Today’s bible readings with the great prophet Ezekiel’s valley of dry bones and John’s Gospel and the raising of Lazarus by Jesus, speak into our current struggles. There is mourning – I fear much more to come, with the potential for many of us to be touched by the loss of loved ones. There is isolation, and a cry from our hearts which echoes the words of poor Martha, “Lord, if only you had been here.” Jesus is here, with us when we gather to pray and our Lord knows things in John’s Gospel that no-one else knows, just as he knows and hears the cry of our hearts. There are so many examples of Jesus knowing in the Gospels: Jesus knows all about Nathaniel before he meets him; our Lord knows about the various relationships of the woman of Samaria at the well; he knows how to feed the five thousand hungry people before the challenge is even raised by the disciples. And today, Jesus knows he will demonstrate God’s power even over death by raising Lazarus. He even delays going to the home of Mary and Martha in order to strengthen his point. Like many households today, there is very real pain, genuine fear, and grief in Bethany. People are asking why? Then, Jesus finally arrives, and he finds a family mourning for his friend Lazarus. Martha challenges him: “Lord, if you had been here, my brother would not have died.” Perhaps we too have asked God a similar question at various times in our life and struggle. But Martha qualifies this question. She adds: “even now I know that God will give you whatever you ask of him”.

Jesus announces that her brother will rise again, and Martha, bravely trying to match what she believes (that is, that Jesus can do anything) with what she knows (that her brother is dead, and dead people usually stay that way), opts to understand that Lazarus will rise on the last day. But perhaps even in her grief she does honestly believe, because she goes on to make a statement of faith: “You are the Messiah.” We see something of our Lord’s own human condition, when the Gospel writer notes, “When Jesus saw her weeping, and the Jews who came with her also weeping, he was greatly disturbed in spirit and deeply moved.” And, “Jesus began to weep.” (John 11: 33, 35) Jesus, our window onto God knows the depths of our hearts, our human condition. Therefore, God knows. The story of Lazarus shows us God weeps in the face of human pain and suffering, that God knows. The same God who longs to be in relationship with each one of us, knows. As people of faith, we often tread a tricky line between what we know we should believe and the reality of human life and times like this are just such an example, when everything is tested.

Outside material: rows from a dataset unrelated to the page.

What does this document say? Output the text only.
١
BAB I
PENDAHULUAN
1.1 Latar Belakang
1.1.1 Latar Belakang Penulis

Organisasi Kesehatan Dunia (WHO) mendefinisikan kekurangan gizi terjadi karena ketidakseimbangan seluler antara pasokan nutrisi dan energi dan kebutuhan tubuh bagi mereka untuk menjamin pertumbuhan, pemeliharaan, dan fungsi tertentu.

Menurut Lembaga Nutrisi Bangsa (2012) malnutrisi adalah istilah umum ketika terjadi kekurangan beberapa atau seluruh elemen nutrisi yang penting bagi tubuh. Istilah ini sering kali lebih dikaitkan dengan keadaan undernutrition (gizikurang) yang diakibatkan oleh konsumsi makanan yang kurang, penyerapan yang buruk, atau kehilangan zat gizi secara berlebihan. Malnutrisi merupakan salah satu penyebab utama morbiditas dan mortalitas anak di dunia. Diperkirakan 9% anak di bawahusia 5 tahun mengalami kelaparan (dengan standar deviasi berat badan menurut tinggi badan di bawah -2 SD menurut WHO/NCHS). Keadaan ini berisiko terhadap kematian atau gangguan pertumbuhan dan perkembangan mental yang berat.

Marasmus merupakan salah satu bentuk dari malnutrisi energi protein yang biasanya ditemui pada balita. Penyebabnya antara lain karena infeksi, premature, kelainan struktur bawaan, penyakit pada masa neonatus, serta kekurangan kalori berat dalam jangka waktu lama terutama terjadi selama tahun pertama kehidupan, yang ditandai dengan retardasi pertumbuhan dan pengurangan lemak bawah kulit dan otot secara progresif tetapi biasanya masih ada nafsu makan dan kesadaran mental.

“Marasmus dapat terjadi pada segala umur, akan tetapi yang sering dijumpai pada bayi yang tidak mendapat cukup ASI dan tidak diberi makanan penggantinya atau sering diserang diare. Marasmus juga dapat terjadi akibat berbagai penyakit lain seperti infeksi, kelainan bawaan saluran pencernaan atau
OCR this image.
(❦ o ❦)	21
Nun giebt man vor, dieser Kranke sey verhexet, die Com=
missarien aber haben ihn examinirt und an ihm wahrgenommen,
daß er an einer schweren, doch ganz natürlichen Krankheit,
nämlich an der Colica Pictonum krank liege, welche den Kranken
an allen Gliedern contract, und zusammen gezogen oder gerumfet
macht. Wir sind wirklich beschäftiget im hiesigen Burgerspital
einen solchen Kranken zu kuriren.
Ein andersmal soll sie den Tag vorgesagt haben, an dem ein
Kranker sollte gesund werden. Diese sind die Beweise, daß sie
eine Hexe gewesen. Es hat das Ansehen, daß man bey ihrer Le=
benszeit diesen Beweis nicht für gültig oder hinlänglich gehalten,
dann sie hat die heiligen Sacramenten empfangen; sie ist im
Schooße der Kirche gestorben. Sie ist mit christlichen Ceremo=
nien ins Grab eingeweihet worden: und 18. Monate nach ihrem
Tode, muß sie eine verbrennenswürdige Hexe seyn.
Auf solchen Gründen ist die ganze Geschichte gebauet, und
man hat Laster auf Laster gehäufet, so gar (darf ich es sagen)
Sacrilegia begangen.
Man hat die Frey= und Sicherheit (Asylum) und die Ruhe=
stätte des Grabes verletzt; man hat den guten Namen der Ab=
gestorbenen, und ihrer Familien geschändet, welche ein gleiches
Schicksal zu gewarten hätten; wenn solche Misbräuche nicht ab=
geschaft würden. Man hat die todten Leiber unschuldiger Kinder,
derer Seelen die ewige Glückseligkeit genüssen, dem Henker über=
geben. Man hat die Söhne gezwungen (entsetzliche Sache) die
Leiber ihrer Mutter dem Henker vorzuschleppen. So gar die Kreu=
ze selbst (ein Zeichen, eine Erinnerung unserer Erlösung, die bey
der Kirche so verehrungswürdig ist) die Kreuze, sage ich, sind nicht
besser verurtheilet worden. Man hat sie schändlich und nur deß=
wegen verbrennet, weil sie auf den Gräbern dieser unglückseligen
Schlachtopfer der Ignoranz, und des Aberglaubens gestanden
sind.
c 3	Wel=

But in the story of Lazarus and Jesus’ tears we catch a glimpse of what is at the heart of our faith: God among us, the ultimate connection between the omnipotence of God and our own lives. This doesn’t answer all our questions or make it easier to understand why some things happen the way they do, but it does show us something essential if we are to survive this world: in our ongoing task of understanding how what we believe tallies with what we know, divine love is moved to tears. God’s otherness meets us, when we pray, when we join with others from our homes to worship, to reflect, to seek a spiritual re-charge of our waning batteries. God knows, God loves. Jesus loves us.

Friends in faith, there is nothing we can’t achieve if we are faithful in our prayers. The church may be scattered, but through technology, neighbourliness, kindness and compassion we can both keep ourselves and our families safe and reach out in love and faith to others. We may feel physically alone, but we need not be spiritually lonely as Jesus knows our innermost thoughts and fears and longs to comfort our hearts, to weep when we are weeping and to raise us in time to the glory of his eternal Kingdom. Amen.